Terörün Sonu: Türkiye’nin Yeni Başlangıcı ve Toplumsal Dönüşüm Çağrısı
PKK terör örgütünün silah bırakma ve kendisini feshetme kararı, Türkiye’nin güvenlik siyaseti tarihinde önemli bir dönüm noktası olarak değerlendirilirken, Prof. Dr. Zakir Avşar bu süreci “terörün sonu, milletimizin yeni başlangıcı” olarak yorumladı. Avşar, bu gelişmenin sadece bir örgütün sonu olmadığını, aynı zamanda Türkiye’nin son kırk yılına damgasını vurmuş güvenlik paradigmasında derin bir dönüşümü ifade ettiğini belirtti.
Kararın Anlamı ve Dönüşüm
Prof. Dr. Avşar’a göre, PKK’nın silah bırakma ve fesih kararı, devletin uzun vadeli stratejisinin, toplumun derin sabrının ve siyasetin zaman içinde olgunlaştırdığı kriz yönetiminin ortak bir sonucudur. Gelinen noktada terörle mücadelenin sadece askeri değil, aynı zamanda siyasal, toplumsal ve psikolojik katmanlarıyla ele alınması gerektiği açıkça görülmektedir. Avşar, siyaset bilimi literatüründeki “post-conflict transition” veya “post-terror society” kavramlarına dikkat çekerek, çatışma sonrası süreçte toplumun kendisini yeni bir normalle nasıl inşa ettiğinin belirleyici olduğunu vurguladı.

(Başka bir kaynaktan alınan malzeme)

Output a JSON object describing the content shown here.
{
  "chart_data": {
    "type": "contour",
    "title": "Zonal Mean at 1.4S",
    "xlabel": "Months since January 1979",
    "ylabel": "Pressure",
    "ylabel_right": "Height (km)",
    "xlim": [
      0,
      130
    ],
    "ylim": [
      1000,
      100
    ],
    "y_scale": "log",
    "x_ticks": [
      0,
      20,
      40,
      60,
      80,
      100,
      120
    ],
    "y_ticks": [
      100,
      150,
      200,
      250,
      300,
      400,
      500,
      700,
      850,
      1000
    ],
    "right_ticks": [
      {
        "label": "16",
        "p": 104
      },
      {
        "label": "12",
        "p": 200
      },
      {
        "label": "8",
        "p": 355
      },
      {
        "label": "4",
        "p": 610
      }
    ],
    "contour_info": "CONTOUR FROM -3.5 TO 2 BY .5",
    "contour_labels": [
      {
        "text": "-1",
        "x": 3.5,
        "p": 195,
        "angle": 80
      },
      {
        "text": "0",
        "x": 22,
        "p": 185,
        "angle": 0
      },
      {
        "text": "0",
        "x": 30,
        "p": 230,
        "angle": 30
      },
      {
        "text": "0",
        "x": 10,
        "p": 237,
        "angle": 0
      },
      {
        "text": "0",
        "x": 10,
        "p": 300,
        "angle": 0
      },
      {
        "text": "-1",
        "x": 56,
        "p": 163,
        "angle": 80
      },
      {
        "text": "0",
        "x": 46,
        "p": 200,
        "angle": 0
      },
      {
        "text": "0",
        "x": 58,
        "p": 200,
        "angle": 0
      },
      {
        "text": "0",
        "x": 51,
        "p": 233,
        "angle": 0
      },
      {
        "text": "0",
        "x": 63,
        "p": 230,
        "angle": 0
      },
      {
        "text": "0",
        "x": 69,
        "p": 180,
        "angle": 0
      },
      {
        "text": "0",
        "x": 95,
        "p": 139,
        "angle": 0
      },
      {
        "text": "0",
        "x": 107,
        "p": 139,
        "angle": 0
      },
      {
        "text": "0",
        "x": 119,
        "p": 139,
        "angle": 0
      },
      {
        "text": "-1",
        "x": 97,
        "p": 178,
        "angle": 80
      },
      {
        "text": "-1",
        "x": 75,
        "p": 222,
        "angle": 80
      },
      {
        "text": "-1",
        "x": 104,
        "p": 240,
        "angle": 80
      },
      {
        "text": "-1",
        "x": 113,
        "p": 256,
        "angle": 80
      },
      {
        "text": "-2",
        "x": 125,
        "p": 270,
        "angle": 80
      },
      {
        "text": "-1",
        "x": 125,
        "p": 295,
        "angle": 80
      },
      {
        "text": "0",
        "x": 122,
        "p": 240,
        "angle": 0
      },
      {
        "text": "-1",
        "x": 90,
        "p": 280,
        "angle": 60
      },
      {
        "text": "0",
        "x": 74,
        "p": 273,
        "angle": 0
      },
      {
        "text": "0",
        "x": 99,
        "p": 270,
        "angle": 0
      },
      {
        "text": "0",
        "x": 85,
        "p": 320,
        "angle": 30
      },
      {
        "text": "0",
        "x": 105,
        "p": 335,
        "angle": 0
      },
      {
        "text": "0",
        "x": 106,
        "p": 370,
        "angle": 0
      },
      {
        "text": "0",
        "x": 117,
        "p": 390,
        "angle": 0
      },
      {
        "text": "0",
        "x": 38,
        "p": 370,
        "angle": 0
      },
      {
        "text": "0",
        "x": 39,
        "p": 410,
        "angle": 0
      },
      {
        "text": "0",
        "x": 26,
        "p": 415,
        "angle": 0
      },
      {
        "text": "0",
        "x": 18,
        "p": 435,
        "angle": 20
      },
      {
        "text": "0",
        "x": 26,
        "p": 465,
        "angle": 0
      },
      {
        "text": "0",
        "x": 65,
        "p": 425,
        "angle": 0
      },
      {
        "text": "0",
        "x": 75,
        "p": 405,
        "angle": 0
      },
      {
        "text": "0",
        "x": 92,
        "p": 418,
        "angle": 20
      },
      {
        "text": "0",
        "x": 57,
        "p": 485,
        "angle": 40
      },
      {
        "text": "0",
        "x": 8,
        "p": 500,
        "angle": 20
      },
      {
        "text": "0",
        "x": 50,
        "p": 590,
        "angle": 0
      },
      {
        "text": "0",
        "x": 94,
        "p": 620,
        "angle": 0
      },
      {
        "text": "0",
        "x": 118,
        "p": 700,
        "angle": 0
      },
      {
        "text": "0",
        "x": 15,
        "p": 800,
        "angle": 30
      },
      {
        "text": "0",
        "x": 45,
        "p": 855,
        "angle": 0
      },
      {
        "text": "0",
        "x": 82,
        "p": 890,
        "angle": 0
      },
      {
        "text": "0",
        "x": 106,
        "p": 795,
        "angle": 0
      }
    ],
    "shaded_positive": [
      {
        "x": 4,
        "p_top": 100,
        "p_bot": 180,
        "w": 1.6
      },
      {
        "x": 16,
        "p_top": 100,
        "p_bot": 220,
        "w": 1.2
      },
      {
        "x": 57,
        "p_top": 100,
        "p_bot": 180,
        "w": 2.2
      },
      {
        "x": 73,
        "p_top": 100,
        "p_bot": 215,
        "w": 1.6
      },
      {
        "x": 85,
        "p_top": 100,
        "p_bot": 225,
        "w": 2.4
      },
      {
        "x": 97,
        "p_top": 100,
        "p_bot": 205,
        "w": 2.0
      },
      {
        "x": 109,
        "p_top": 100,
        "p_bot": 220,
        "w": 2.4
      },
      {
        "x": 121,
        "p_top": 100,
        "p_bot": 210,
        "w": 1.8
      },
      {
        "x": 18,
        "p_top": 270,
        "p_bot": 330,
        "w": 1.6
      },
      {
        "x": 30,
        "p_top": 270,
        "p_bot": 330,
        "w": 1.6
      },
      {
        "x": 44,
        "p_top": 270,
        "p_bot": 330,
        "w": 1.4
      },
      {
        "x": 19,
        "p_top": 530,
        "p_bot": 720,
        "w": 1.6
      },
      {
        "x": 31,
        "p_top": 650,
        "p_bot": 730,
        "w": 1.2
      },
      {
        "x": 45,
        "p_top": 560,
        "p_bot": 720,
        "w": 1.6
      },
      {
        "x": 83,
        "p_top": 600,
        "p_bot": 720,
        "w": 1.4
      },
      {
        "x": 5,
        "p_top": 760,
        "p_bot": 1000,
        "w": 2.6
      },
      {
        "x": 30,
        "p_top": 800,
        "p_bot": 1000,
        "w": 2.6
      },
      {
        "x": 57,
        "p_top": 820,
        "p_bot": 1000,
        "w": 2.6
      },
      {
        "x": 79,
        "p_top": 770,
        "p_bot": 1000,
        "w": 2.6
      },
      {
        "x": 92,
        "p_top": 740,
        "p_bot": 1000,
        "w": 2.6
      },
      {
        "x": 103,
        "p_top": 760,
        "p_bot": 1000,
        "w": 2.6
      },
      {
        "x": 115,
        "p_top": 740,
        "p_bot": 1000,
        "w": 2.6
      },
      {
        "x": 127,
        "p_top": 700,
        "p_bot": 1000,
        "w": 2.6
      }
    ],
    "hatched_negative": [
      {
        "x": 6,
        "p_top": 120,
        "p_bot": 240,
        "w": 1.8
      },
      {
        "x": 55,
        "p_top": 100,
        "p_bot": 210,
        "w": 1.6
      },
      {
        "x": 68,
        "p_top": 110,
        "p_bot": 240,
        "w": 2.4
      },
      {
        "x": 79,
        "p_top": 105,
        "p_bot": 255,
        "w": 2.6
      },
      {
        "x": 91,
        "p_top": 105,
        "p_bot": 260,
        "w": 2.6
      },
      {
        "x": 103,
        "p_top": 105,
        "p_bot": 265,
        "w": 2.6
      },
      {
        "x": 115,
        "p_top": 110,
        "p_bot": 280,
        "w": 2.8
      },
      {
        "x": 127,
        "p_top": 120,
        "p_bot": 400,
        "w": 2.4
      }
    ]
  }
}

Toplumsal Sorumluluk ve Dilin Önemi
Yazısında, Türkiye’nin bugün karşı karşıya olduğu asıl meydan okumanın “terörsüzlüğün sürdürülebilirliğini nasıl sağlayacağız?” sorusu olduğunu belirten Avşar, bu sorunun cevabının sadece güvenlik tedbirlerinde ve siyasi aktörlerde değil, toplumsal yaklaşımlarda da aranması gerektiğini ifade etti. Başarının sürdürülebilir kılınması için sadece devletin değil, bireylerin, toplumun önündeki kişilerin ve toplumun bütün kesimlerinin daha dikkatli, bilinçli ve sorumlu bir pozisyon almasının kaçınılmaz olduğunu savundu. Prof. Dr. Zakir Avşar, bugünden itibaren siyasal söylemin, toplumsal dilin ve bireysel reflekslerin çatışma yerine birlik ve barış referanslarıyla yeniden kurulması gerektiğini dile getirdi.
Aktörlere Düşen Görevler
Prof. Dr. Avşar, bu süreçte toplumsal aktörlere önemli görevler düştüğünü vurguladı. Siyasi partilerin meseleye ortak kazanım olarak bakması, terörün ve şiddetin yenilgisini toplumun genelinin zaferi olarak görmesi gerektiğini belirtti. Avşar, ❝Siyasi partiler, girişimin toplumda karşılık bulması için dil ve yaklaşım birliğini öncelemelidirler❞ dedi. Medya mensuplarına da seslenen Avşar, kutuplaşmayı yeniden üreten dil kalıpları yerine, ortak bir gelecek vizyonunu besleyen sorumluluğu taşımaları ve ❝Haberi, sansasyonu, ait olunan kampların izdüşümünü değil hakikatin peşine düşülmelidir❞ ifadelerini kullandı. Akademi ve entelektüel çevrelerin süreci anlamlandırmak, analiz etmek ve toplumsal hafızayı onarmakla yükümlü olduğunu belirten Avşar, kanaat önderleri, sivil toplum kuruluşları ve dini cemaatlerin de güven, empati ve ortaklık dili üretmede öncü rol oynaması gerektiğini savundu. Sıradan vatandaşların ise öfkeyi değil sükuneti, kini değil vakarı, ayrışmayı değil “bin yıllık kardeşliği” tercih ve temsil etmesi gerektiğini dile getirdi.
Birlikte Yaşama İradesi
Avşar, toplumsal barışın sadece yasal düzenlemelerle değil, kültürel doku, kolektif hafıza ve ortak duygularla, birbirine saygı, tahammül ve birlikte yaşama iradesi ile mümkün olduğunu vurguladı. İdeolojik, etnik, dini ve mezhepsel farklılıkların bir hakikat ve zenginlik olarak tanınıp, bunların karşıtlığı üzerinden değil, bunlarla birlikte yaşama iradesi geliştirilmesi gerektiğini ifade etti. Prof. Dr. Zakir Avşar, ❝Başka Türkiye yok ve bizler kardeşiz❞ diyerek, bu yeni süreçte silahların değil kelimelerin belirleyici olacağını ve bu barış ikliminin ancak doğru kelimelerle korunabileceğini sözlerine ekledi. Avşar, ❝Unutulmamalı ki, bir toplumun barışı, onun en öfkeli bireyinin diline ne kadar yansıdığıyla ölçülür❞ değerlendirmesinde bulundu. Bu analiz, Prof. Dr. Zakir Avşar’ın yazısına dayanmaktadır.